Айра Левин Поцелуй перед смертью
Моим родителям
Часть первая Дороти
1
Всё шло так чётко по его плану, всё развивалось чертовски замечательно; и вот, она вознамерилась провалить этот план вчистую. От нахлынувшей ненависти у него аж заломило скулы. И пусть, свет не был зажжён.
В темноте она всё плакала тихонько, щекою прижавшись к его голой груди; её слезы, её дыхание казались обжигающе горячими. Ему хотелось оттолкнуть её прочь.
Потом он совладал всё-таки со своим лицом. Положил руку ей на спину и погладил её. Спина у неё была тёплой, или, скорее, это у него замерзла ладонь; он весь замерз, подумалось ему: под мышками выступил холодный пот и ноги тряслись, как они тряслись всегда, когда он попадал в какую-нибудь очередную дурацкую оказию.

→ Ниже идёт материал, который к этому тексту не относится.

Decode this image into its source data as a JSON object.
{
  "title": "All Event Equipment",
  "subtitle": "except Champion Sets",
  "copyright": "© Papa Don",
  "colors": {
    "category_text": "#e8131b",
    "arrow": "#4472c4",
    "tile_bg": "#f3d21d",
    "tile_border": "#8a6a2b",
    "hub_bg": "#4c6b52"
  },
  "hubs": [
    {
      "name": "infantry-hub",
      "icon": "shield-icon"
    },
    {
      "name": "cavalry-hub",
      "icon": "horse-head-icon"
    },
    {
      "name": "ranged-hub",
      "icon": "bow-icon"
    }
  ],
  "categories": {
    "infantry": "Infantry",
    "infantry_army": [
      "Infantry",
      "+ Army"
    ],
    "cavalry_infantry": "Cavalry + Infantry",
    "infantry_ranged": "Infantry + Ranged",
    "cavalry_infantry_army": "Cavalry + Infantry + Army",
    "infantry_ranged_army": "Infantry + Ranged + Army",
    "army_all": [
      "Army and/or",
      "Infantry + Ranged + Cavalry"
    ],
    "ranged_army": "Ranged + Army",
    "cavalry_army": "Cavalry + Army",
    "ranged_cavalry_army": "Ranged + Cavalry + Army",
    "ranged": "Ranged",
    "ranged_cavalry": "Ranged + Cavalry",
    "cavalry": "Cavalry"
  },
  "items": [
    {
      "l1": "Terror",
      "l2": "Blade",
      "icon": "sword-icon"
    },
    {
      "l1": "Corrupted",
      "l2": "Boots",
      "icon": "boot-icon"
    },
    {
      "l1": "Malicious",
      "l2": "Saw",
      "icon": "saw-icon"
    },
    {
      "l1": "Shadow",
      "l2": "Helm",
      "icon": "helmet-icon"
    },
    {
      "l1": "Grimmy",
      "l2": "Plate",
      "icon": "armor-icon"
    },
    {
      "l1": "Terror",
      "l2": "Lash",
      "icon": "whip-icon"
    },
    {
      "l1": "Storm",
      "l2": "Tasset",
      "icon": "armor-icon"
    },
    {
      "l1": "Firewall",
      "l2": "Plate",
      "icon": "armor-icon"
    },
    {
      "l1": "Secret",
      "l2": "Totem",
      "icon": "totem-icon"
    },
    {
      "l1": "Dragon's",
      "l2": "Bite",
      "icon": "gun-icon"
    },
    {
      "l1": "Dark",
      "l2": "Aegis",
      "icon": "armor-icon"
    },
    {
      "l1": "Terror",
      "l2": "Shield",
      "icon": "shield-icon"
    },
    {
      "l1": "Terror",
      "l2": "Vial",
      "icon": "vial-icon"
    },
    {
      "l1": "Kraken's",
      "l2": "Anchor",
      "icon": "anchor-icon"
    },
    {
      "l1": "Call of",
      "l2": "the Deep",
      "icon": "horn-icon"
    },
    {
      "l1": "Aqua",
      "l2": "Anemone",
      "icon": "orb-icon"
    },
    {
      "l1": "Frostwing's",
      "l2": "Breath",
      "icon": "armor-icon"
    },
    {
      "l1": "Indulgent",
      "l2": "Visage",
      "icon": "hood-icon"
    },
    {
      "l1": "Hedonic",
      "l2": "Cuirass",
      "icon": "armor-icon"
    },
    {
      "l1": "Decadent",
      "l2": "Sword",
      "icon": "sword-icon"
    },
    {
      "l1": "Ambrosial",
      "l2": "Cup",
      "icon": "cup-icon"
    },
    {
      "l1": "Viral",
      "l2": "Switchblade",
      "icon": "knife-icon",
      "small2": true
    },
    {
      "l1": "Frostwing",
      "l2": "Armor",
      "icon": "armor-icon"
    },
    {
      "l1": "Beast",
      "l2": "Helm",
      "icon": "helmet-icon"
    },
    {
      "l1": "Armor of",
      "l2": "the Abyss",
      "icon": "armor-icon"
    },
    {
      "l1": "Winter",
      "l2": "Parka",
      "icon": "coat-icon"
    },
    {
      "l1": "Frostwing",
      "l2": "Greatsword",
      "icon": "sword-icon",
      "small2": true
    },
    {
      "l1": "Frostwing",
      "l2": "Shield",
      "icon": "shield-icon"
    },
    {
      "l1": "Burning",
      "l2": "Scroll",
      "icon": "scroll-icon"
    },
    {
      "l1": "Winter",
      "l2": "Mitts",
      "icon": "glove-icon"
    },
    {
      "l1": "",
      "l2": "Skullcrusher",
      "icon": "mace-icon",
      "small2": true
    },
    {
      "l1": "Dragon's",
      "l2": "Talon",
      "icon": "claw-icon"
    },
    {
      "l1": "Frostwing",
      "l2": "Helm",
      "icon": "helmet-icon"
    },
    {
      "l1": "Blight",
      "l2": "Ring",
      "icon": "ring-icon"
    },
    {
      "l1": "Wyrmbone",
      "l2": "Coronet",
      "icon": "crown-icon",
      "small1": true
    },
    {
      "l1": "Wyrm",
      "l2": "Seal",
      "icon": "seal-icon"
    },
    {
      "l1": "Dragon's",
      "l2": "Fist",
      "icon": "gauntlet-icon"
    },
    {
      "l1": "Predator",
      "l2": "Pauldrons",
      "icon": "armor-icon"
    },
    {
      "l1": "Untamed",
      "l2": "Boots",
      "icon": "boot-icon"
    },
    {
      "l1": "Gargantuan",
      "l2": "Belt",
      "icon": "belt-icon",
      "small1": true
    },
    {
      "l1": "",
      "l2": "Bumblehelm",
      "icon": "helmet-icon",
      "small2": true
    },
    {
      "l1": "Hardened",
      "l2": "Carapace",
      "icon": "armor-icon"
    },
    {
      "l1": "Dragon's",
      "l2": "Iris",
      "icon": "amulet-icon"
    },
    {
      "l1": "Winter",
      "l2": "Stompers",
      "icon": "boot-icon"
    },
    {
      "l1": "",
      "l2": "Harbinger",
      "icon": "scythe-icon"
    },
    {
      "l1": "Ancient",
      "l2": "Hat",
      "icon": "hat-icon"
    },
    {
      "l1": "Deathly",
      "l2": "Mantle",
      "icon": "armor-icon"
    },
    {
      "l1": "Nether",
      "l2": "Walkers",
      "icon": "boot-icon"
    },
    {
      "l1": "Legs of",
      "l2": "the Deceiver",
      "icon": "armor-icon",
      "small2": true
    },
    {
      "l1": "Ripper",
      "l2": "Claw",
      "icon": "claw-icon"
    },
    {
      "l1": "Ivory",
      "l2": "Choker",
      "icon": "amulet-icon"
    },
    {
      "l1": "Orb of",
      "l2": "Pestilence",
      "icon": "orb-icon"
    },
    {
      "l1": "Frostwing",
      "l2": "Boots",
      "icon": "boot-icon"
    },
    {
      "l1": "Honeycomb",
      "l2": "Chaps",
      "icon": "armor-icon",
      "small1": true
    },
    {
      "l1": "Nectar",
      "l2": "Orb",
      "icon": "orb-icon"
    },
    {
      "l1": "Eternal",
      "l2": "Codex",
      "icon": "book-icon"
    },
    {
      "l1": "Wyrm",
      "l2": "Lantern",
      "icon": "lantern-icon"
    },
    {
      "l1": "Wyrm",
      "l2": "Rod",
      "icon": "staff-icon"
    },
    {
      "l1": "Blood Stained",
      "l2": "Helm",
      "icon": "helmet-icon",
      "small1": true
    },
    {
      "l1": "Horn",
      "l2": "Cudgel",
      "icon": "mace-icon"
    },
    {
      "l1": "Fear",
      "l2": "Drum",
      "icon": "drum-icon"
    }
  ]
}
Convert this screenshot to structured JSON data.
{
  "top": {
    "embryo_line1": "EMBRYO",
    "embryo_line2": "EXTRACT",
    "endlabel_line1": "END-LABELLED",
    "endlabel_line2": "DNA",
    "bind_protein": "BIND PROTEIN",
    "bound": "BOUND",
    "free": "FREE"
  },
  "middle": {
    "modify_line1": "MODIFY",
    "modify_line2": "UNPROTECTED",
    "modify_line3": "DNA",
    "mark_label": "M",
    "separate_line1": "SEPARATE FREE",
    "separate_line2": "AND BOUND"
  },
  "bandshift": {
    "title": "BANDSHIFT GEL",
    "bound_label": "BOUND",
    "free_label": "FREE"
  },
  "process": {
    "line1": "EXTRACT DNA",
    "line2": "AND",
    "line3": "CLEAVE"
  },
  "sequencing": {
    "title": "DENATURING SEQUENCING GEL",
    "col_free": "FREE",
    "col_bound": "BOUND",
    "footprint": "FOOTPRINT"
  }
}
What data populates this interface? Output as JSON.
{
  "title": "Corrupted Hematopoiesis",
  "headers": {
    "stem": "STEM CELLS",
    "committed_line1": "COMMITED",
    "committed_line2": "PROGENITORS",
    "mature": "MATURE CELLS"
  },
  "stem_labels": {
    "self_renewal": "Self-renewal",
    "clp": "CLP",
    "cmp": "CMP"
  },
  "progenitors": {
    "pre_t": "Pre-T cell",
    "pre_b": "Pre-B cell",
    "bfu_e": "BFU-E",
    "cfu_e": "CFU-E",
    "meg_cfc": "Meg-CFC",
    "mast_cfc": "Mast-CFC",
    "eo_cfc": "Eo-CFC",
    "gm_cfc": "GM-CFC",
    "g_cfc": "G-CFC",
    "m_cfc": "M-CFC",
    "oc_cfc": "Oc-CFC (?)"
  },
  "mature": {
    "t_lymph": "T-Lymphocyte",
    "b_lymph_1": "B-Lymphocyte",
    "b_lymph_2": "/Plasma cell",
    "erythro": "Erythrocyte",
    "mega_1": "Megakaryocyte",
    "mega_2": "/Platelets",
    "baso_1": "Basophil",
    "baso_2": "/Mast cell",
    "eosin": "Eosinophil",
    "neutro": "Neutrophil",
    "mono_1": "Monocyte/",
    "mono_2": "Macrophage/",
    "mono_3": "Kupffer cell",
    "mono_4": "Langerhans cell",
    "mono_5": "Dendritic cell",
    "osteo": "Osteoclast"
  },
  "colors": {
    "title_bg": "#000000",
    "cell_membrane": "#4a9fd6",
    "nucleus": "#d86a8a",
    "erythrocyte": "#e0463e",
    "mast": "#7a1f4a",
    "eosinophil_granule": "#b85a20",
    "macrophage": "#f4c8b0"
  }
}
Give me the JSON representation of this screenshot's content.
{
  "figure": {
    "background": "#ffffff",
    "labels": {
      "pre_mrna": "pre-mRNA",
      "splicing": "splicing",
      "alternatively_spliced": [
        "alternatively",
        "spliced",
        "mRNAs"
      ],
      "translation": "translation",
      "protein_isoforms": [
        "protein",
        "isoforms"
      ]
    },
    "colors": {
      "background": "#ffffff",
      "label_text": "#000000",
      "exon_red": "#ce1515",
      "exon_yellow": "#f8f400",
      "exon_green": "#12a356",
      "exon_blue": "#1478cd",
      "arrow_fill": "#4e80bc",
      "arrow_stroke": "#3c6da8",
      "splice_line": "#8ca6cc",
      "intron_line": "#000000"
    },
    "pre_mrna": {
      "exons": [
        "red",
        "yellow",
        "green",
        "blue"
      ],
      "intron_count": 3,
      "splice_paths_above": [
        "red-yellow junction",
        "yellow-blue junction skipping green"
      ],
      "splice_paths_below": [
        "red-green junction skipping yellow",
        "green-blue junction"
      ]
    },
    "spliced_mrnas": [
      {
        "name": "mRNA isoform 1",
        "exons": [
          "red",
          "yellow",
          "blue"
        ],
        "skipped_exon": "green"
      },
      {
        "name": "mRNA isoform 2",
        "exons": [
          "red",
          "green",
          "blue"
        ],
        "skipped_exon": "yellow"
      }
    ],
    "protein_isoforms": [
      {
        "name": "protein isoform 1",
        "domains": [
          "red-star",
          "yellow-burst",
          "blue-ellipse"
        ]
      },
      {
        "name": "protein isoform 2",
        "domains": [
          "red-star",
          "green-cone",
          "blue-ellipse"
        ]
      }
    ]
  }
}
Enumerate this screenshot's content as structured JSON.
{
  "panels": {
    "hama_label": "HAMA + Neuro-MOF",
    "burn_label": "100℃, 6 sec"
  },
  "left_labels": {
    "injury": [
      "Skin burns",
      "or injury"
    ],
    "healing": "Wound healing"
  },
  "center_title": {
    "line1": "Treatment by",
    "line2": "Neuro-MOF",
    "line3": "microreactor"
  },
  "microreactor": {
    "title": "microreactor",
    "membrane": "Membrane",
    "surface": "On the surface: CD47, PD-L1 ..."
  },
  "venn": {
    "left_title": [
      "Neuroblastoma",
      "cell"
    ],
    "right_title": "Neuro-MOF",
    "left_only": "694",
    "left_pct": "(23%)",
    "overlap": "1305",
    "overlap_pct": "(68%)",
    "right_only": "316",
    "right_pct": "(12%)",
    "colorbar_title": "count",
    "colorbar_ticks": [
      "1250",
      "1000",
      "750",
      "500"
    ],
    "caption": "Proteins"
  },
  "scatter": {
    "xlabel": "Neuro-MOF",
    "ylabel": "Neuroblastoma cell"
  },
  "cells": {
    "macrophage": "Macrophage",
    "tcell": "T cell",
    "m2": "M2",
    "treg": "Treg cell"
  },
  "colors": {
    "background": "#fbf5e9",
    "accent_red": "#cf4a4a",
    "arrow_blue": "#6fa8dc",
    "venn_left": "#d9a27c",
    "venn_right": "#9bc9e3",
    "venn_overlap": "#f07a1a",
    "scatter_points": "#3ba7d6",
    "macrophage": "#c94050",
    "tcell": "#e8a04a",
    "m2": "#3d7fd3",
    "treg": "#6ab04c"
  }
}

Мгновение он лежал неподвижно, ожидая, когда уймётся эта дрожь. Свободной рукой подтянул одеяло, укутывая ей плечи.
– Что толку плакать, – негромко сказал он.
Послушно она пыталась остановиться; содрогаясь в долгих беззвучных всхлипах, мало-помалу выравнивала дыхание. Вытерла глаза краем ветхого пододеяльника.
– Просто… так долго держала всё в себе… Уже дни, недели. Не хотела ничего говорить, пока не узнаю точно…
Его рука согрелась у неё на спине.
– Ошибки не могло быть? – он спросил шепотом, хотя они были одни в доме.
– Нет.
– И как долго?
– Два месяца почти. – Она подняла голову, и, несмотря на темноту, он почувствовал на себе её взгляд. – Что мы будем делать? – спросила она.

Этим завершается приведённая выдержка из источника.